Le Conseil encadre strictement la participation de la collectivité aux compétences régaliennes de l’État. Il rappelle que la souveraineté nationale et l’exercice des libertés publiques ne peuvent être altérés. Concernant les « lois du pays » intervenant dans le domaine législatif de l’État, il exige une ratification parlementaire préalable. Il juge contraire à la Constitution la possibilité d’une entrée en vigueur temporaire par simple décret. Le contrôle spécifique du Conseil d’État sur ces actes est validé. Le Conseil constitutionnel admet aussi un pouvoir normatif local en matière pénale. Il le subordonne au respect des maxima prévus par la loi nationale et à une homologation parlementaire pour les peines d’emprisonnement.
**II. La sauvegarde des principes constitutionnels face aux adaptations statutaires**
L’égalité devant la loi et l’indivisibilité de la République guident le contrôle exercé. Le Conseil rappelle le principe d’égalité devant la loi pénale. Il valide les compétences répressives locales car elles renvoient aux limites de la législation métropolitaine. Le juge veille aussi à l’égalité des citoyens devant la loi organique. Il censure ainsi les dispositions créant un droit préférentiel fondé sur le lieu de naissance. Il estime qu’une telle distinction méconnaît la notion de population au sens constitutionnel. Le Conseil souligne que « la République reconnaît, au sein du peuple français, les populations d’outre-mer, dans un idéal commun de liberté, d’égalité et de fraternité ». Cette reconnaissance ne saurait justifier des privilèges contraires à l’égalité.
L’équilibre des institutions locales et le respect des compétences nationales sont rigoureusement préservés.
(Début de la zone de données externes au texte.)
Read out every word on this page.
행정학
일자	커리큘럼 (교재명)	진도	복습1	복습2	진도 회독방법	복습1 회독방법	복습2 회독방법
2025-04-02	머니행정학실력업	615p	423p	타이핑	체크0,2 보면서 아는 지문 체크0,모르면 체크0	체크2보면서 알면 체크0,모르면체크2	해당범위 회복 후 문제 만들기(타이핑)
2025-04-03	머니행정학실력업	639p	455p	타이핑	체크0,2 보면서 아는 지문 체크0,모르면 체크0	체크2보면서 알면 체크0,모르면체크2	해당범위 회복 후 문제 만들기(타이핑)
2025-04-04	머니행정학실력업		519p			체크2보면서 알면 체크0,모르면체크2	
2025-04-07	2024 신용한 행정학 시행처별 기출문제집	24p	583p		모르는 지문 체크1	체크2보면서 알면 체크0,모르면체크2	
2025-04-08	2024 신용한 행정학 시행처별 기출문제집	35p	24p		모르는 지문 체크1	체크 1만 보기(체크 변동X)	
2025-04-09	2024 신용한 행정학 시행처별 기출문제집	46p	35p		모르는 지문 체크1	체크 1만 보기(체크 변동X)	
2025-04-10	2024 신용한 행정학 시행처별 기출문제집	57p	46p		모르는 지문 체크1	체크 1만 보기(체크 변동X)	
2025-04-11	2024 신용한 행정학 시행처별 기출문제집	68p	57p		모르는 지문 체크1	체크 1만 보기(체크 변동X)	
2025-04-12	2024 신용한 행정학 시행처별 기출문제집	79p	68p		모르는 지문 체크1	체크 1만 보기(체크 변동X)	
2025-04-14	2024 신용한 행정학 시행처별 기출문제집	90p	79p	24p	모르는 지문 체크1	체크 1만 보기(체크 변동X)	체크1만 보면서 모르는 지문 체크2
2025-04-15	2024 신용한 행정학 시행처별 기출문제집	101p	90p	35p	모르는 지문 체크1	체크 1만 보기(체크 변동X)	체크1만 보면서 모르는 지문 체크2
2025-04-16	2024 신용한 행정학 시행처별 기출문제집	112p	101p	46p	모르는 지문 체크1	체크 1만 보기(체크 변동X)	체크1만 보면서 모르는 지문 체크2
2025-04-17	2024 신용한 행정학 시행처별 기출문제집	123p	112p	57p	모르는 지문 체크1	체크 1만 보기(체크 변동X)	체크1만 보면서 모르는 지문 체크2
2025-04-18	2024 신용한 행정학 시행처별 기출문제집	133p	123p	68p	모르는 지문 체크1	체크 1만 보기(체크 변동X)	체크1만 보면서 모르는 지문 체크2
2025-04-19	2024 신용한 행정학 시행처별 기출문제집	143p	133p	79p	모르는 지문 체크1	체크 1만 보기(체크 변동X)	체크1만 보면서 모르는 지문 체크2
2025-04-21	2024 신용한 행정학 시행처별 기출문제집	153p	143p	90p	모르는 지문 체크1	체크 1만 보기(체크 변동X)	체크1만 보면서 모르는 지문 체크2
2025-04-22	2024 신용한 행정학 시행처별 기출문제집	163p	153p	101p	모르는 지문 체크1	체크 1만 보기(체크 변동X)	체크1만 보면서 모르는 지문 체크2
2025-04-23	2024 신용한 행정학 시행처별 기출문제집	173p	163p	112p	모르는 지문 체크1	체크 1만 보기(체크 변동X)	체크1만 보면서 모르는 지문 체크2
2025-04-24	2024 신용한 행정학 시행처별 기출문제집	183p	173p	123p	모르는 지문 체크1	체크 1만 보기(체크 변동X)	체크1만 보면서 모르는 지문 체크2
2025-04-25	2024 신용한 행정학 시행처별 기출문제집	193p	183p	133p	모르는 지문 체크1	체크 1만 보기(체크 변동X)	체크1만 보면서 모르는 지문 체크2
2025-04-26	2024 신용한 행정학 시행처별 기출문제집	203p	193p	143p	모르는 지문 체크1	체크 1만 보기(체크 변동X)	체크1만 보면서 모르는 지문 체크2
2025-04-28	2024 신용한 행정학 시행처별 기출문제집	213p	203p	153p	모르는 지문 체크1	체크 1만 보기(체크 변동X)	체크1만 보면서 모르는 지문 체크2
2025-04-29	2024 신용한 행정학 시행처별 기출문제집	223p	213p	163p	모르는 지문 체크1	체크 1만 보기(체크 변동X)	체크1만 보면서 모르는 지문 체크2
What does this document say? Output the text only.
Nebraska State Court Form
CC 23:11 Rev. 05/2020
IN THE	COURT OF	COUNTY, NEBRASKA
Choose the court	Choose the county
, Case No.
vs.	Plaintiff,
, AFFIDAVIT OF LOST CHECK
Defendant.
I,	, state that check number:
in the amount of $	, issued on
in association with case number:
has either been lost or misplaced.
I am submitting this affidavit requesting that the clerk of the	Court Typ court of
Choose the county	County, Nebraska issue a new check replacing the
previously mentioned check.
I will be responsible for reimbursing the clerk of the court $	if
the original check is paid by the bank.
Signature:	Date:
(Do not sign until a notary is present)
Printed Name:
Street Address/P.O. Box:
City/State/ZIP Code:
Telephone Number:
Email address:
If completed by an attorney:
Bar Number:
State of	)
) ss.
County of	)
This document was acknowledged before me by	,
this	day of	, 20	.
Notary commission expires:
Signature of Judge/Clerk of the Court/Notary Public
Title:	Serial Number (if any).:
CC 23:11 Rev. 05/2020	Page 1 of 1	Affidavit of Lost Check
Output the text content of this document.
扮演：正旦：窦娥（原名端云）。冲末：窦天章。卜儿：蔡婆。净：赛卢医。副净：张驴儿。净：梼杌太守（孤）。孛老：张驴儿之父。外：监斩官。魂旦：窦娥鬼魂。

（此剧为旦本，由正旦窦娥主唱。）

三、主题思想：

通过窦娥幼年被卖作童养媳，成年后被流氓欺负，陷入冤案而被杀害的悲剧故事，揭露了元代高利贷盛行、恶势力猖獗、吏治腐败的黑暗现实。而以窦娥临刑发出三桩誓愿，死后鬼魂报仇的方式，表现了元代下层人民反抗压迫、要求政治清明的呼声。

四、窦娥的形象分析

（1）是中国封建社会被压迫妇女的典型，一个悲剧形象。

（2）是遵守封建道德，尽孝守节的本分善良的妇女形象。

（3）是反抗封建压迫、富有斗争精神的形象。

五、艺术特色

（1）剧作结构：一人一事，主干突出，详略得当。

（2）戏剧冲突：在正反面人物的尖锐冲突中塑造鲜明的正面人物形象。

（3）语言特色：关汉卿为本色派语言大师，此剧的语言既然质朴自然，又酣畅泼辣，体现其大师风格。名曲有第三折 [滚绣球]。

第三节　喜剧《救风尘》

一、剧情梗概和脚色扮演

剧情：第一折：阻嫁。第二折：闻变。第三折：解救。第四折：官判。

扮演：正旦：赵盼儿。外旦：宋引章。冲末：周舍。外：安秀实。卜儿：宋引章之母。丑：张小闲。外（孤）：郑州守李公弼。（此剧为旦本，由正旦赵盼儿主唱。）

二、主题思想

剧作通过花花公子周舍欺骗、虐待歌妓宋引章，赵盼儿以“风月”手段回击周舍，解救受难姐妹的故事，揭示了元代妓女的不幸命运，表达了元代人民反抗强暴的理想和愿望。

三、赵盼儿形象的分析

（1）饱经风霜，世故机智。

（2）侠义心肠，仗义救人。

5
Le Conseil censure l’attribution à la Polynésie française de règles sur la sécurité dans les eaux territoriales. Il rappelle que cette matière relève des compétences exclusives de l’État. Il annule également une disposition confiant à l’exécutif local le monopole de l’initiative référendaire. Le juge estime que cela méconnaît les prérogatives de l’assemblée délibérante élue. Il constate qu’une « telle limitation n’est justifiée, en Polynésie française, par aucune particularité locale ». Le contrôle de légalité exercé par le haut-commissaire et le juge administratif est jugé conforme. Il garantit la protection des droits et le respect des lois nationales.